Spanish field hockey player (born 1991)

Joaquín Raúl Menini Suero (born 18 August 1991) is a field hockey player who plays as a forward for Dutch Hoofdklasse club Rotterdam. Born in Argentina, he represents Spain at international level. He previously played for his country of birth national team.

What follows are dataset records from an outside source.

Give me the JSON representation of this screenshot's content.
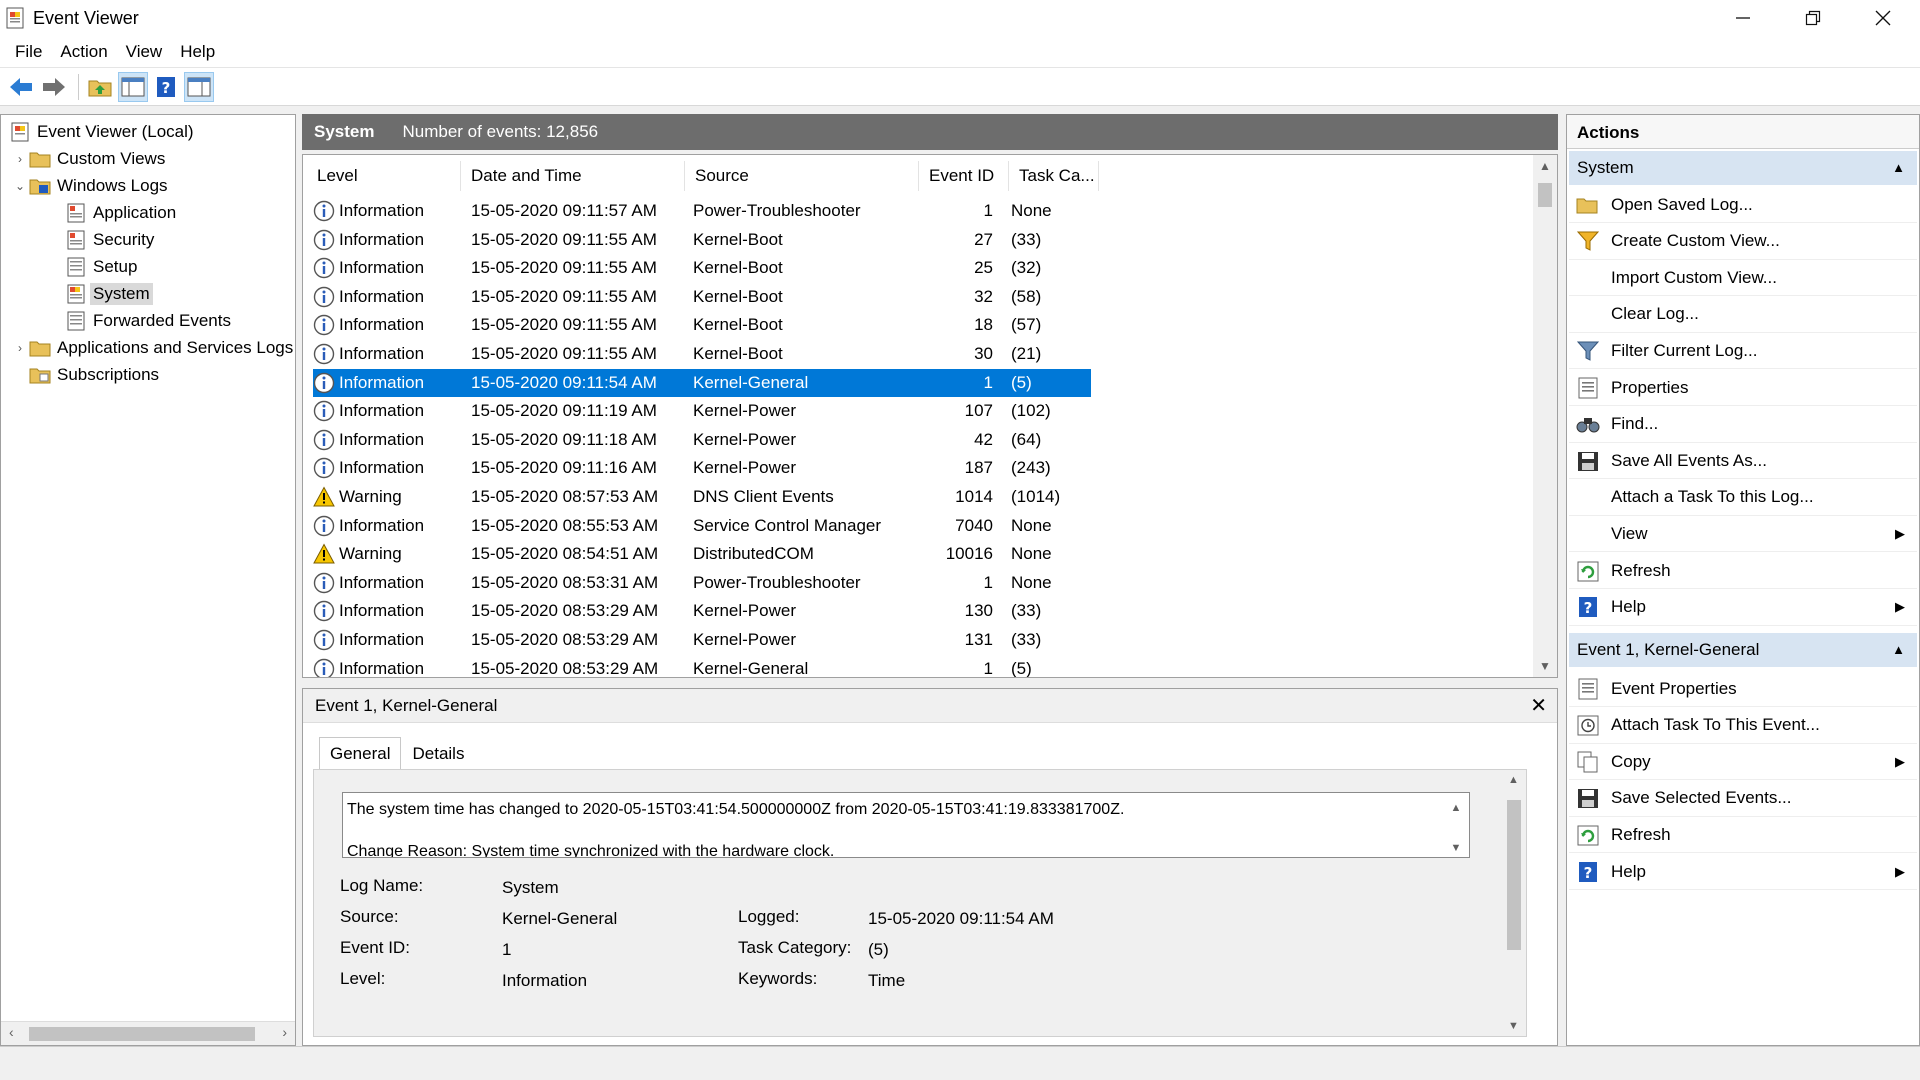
{
  "window": {
    "title": "Event Viewer"
  },
  "menu": [
    "File",
    "Action",
    "View",
    "Help"
  ],
  "tree": {
    "root": "Event Viewer (Local)",
    "custom_views": "Custom Views",
    "windows_logs": "Windows Logs",
    "logs": [
      "Application",
      "Security",
      "Setup",
      "System",
      "Forwarded Events"
    ],
    "apps_services": "Applications and Services Logs",
    "subscriptions": "Subscriptions"
  },
  "center": {
    "log_name": "System",
    "count_text": "Number of events: 12,856"
  },
  "columns": {
    "level": "Level",
    "date": "Date and Time",
    "source": "Source",
    "id": "Event ID",
    "task": "Task Ca..."
  },
  "events": [
    {
      "level": "Information",
      "date": "15-05-2020 09:11:57 AM",
      "source": "Power-Troubleshooter",
      "id": "1",
      "task": "None"
    },
    {
      "level": "Information",
      "date": "15-05-2020 09:11:55 AM",
      "source": "Kernel-Boot",
      "id": "27",
      "task": "(33)"
    },
    {
      "level": "Information",
      "date": "15-05-2020 09:11:55 AM",
      "source": "Kernel-Boot",
      "id": "25",
      "task": "(32)"
    },
    {
      "level": "Information",
      "date": "15-05-2020 09:11:55 AM",
      "source": "Kernel-Boot",
      "id": "32",
      "task": "(58)"
    },
    {
      "level": "Information",
      "date": "15-05-2020 09:11:55 AM",
      "source": "Kernel-Boot",
      "id": "18",
      "task": "(57)"
    },
    {
      "level": "Information",
      "date": "15-05-2020 09:11:55 AM",
      "source": "Kernel-Boot",
      "id": "30",
      "task": "(21)"
    },
    {
      "level": "Information",
      "date": "15-05-2020 09:11:54 AM",
      "source": "Kernel-General",
      "id": "1",
      "task": "(5)"
    },
    {
      "level": "Information",
      "date": "15-05-2020 09:11:19 AM",
      "source": "Kernel-Power",
      "id": "107",
      "task": "(102)"
    },
    {
      "level": "Information",
      "date": "15-05-2020 09:11:18 AM",
      "source": "Kernel-Power",
      "id": "42",
      "task": "(64)"
    },
    {
      "level": "Information",
      "date": "15-05-2020 09:11:16 AM",
      "source": "Kernel-Power",
      "id": "187",
      "task": "(243)"
    },
    {
      "level": "Warning",
      "date": "15-05-2020 08:57:53 AM",
      "source": "DNS Client Events",
      "id": "1014",
      "task": "(1014)"
    },
    {
      "level": "Information",
      "date": "15-05-2020 08:55:53 AM",
      "source": "Service Control Manager",
      "id": "7040",
      "task": "None"
    },
    {
      "level": "Warning",
      "date": "15-05-2020 08:54:51 AM",
      "source": "DistributedCOM",
      "id": "10016",
      "task": "None"
    },
    {
      "level": "Information",
      "date": "15-05-2020 08:53:31 AM",
      "source": "Power-Troubleshooter",
      "id": "1",
      "task": "None"
    },
    {
      "level": "Information",
      "date": "15-05-2020 08:53:29 AM",
      "source": "Kernel-Power",
      "id": "130",
      "task": "(33)"
    },
    {
      "level": "Information",
      "date": "15-05-2020 08:53:29 AM",
      "source": "Kernel-Power",
      "id": "131",
      "task": "(33)"
    },
    {
      "level": "Information",
      "date": "15-05-2020 08:53:29 AM",
      "source": "Kernel-General",
      "id": "1",
      "task": "(5)"
    }
  ],
  "detail": {
    "header": "Event 1, Kernel-General",
    "close": "✕",
    "tabs": [
      "General",
      "Details"
    ],
    "message_line1": "The system time has changed to 2020-05-15T03:41:54.500000000Z from 2020-05-15T03:41:19.833381700Z.",
    "message_line2": "Change Reason: System time synchronized with the hardware clock.",
    "fields": {
      "log_name_label": "Log Name:",
      "log_name": "System",
      "source_label": "Source:",
      "source": "Kernel-General",
      "logged_label": "Logged:",
      "logged": "15-05-2020 09:11:54 AM",
      "event_id_label": "Event ID:",
      "event_id": "1",
      "task_label": "Task Category:",
      "task": "(5)",
      "level_label": "Level:",
      "level": "Information",
      "keywords_label": "Keywords:",
      "keywords": "Time"
    }
  },
  "actions": {
    "title": "Actions",
    "section1": "System",
    "items1": [
      "Open Saved Log...",
      "Create Custom View...",
      "Import Custom View...",
      "Clear Log...",
      "Filter Current Log...",
      "Properties",
      "Find...",
      "Save All Events As...",
      "Attach a Task To this Log...",
      "View",
      "Refresh",
      "Help"
    ],
    "section2": "Event 1, Kernel-General",
    "items2": [
      "Event Properties",
      "Attach Task To This Event...",
      "Copy",
      "Save Selected Events...",
      "Refresh",
      "Help"
    ]
  },
  "colors": {
    "selection": "#0078d7",
    "section_bg": "#d7e4f2",
    "header_bg": "#6d6d6d"
  }
}
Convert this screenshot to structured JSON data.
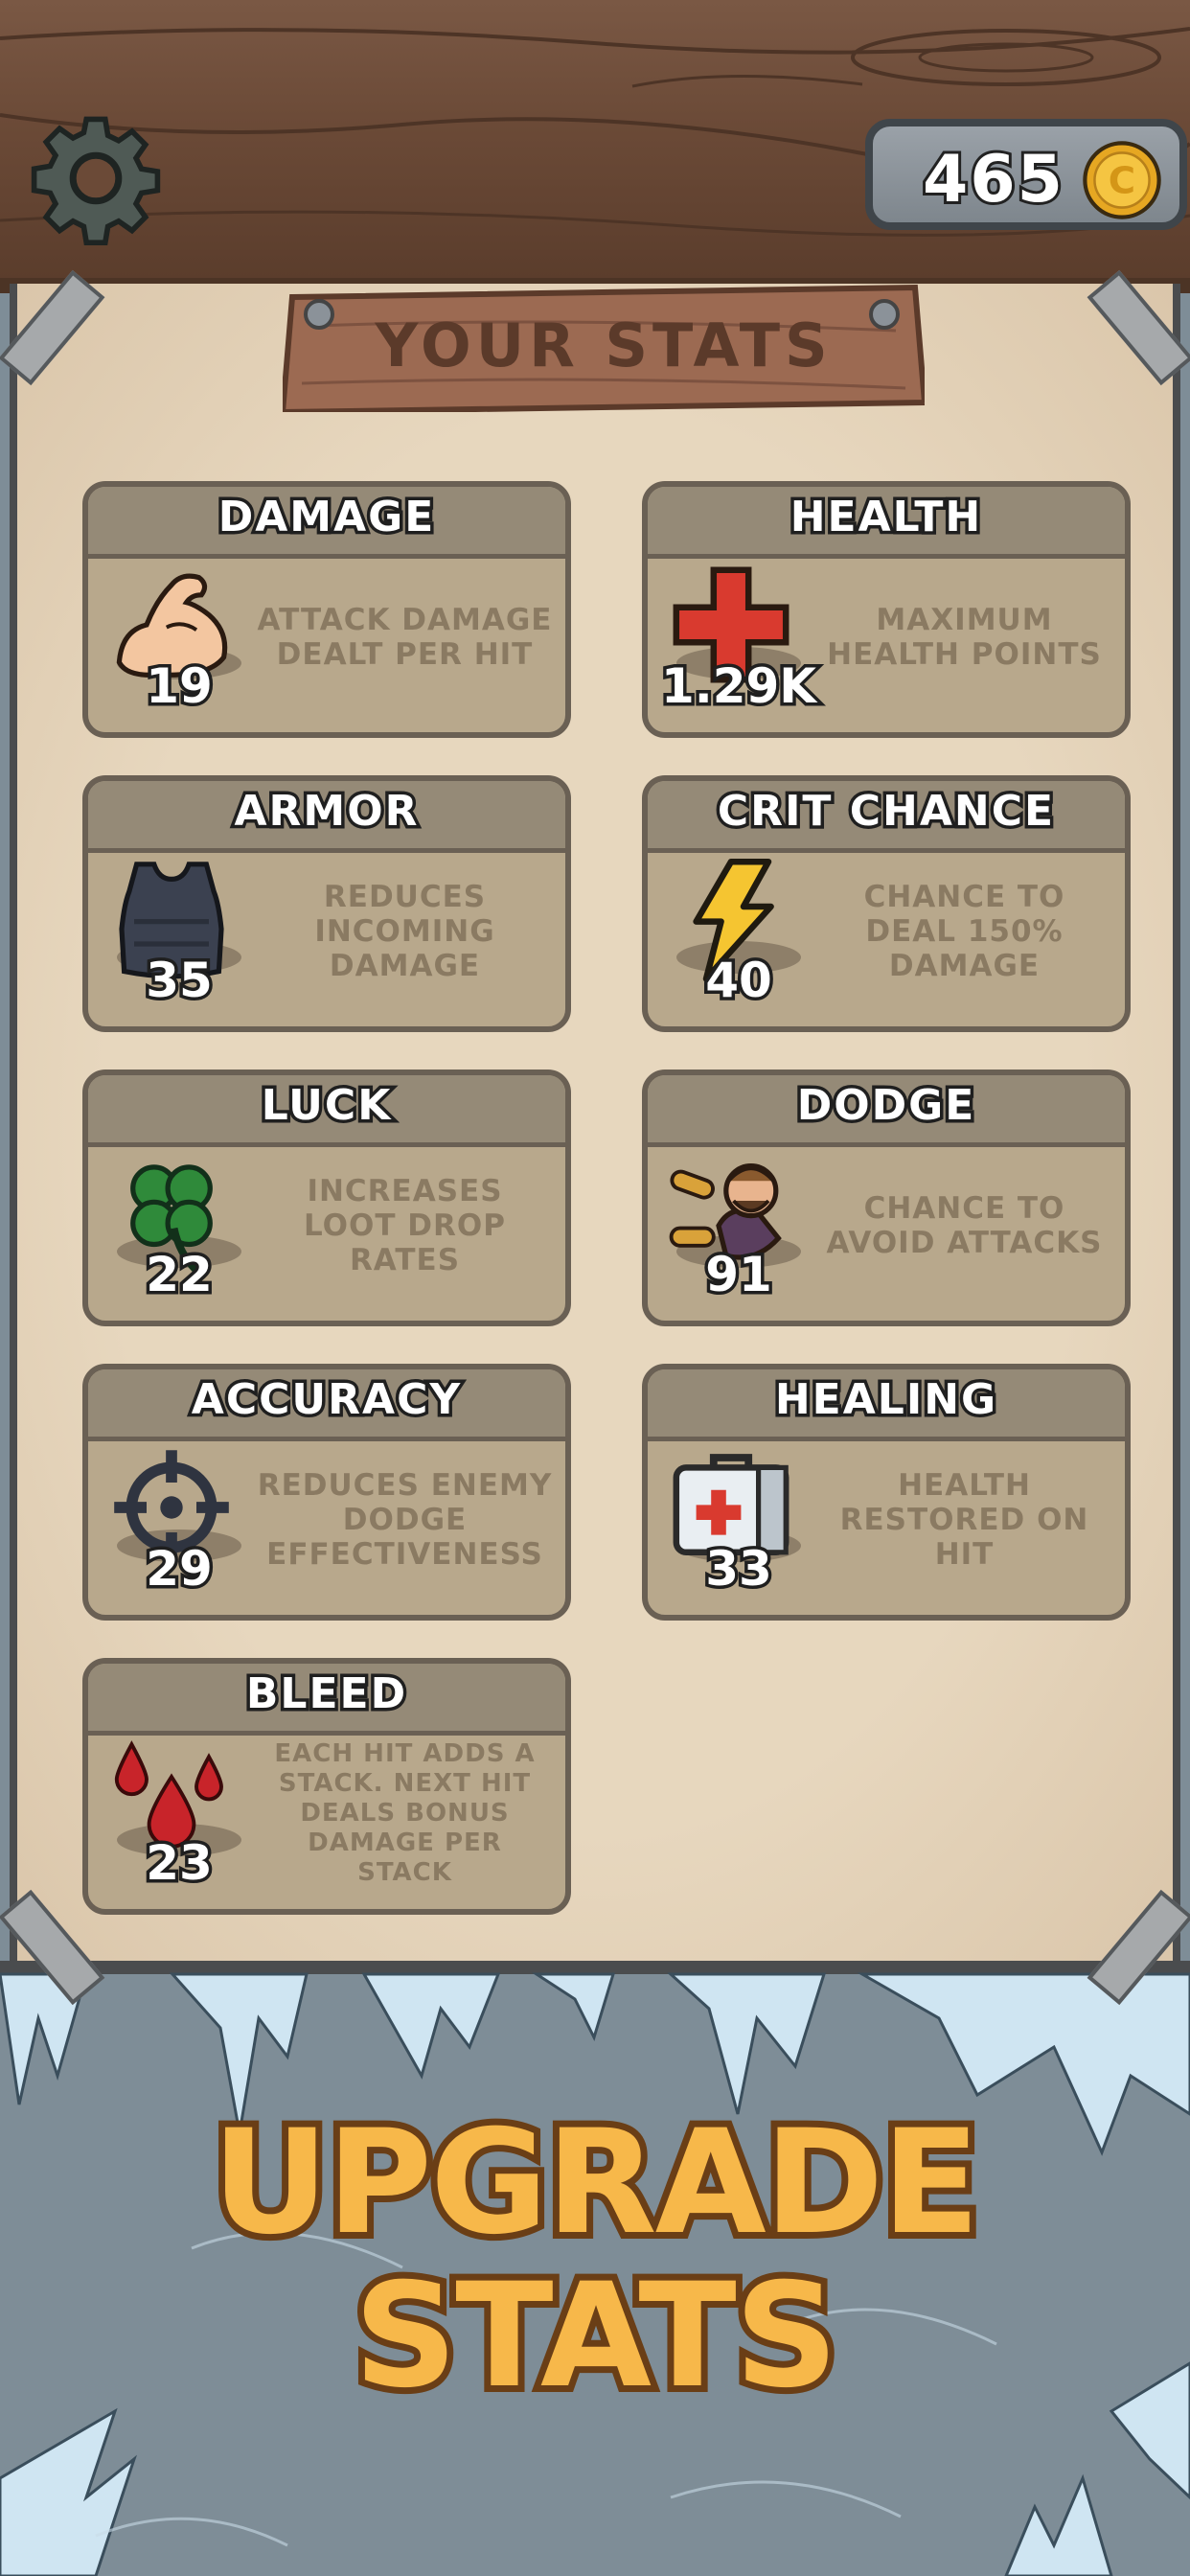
{
  "currency": {
    "amount": "465",
    "symbol": "C"
  },
  "header": {
    "title": "YOUR STATS"
  },
  "stats": [
    {
      "name": "DAMAGE",
      "value": "19",
      "description": "ATTACK DAMAGE DEALT PER HIT",
      "icon": "flexed-arm-icon"
    },
    {
      "name": "HEALTH",
      "value": "1.29K",
      "description": "MAXIMUM HEALTH POINTS",
      "icon": "red-cross-icon"
    },
    {
      "name": "ARMOR",
      "value": "35",
      "description": "REDUCES INCOMING DAMAGE",
      "icon": "body-armor-icon"
    },
    {
      "name": "CRIT CHANCE",
      "value": "40",
      "description": "CHANCE TO DEAL 150% DAMAGE",
      "icon": "lightning-icon"
    },
    {
      "name": "LUCK",
      "value": "22",
      "description": "INCREASES LOOT DROP RATES",
      "icon": "clover-icon"
    },
    {
      "name": "DODGE",
      "value": "91",
      "description": "CHANCE TO AVOID ATTACKS",
      "icon": "dodging-man-icon"
    },
    {
      "name": "ACCURACY",
      "value": "29",
      "description": "REDUCES ENEMY DODGE EFFECTIVENESS",
      "icon": "crosshair-icon"
    },
    {
      "name": "HEALING",
      "value": "33",
      "description": "HEALTH RESTORED ON HIT",
      "icon": "first-aid-kit-icon"
    },
    {
      "name": "BLEED",
      "value": "23",
      "description": "EACH HIT ADDS A STACK. NEXT HIT DEALS BONUS DAMAGE PER STACK",
      "icon": "blood-drops-icon"
    }
  ],
  "promo": {
    "line1": "UPGRADE",
    "line2": "STATS"
  },
  "colors": {
    "wood": "#6b4a37",
    "parchment": "#e7d7be",
    "card": "#b8a88c",
    "card_header": "#958a77",
    "gold": "#f7b84a",
    "ice": "#7e8d97"
  }
}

He was part of the Argentine team that won gold in men's field hockey at the 2016 Summer Olympics in Rio de Janeiro.

==International career==
===Argentina===
He made his debut for the Argentina national team in 2011 in a Champions Challenge's tournament played in South Africa. He won his first gold medal in 2014 South American Games. Menini was part of the Argentina squad that won the bronze medal 2014 World Cup, he also played at the 2018 World Cup.

===Spain===
Due to having a Spanish passport alongside his Argentinian one he was eligible to play for Spain in February 2022 after not having played for Argentina for three years. He made his debut for Spain against England on 4 February 2022.

==Club career==
Menini played in Argentina for Club Ferrocarril Mitre before he moved to Europe in 2014 to play for Club de Campo in Madrid, Spain. He played there until 2016, when he moved to the Netherlands to play for HGC in Wassenaar. After having played one year for them he transferred to another Dutch club, HC Den Bosch where he signed a contract extension in 2018. In July 2020 it was announced he signed for Rotterdam for the 2020–21 season.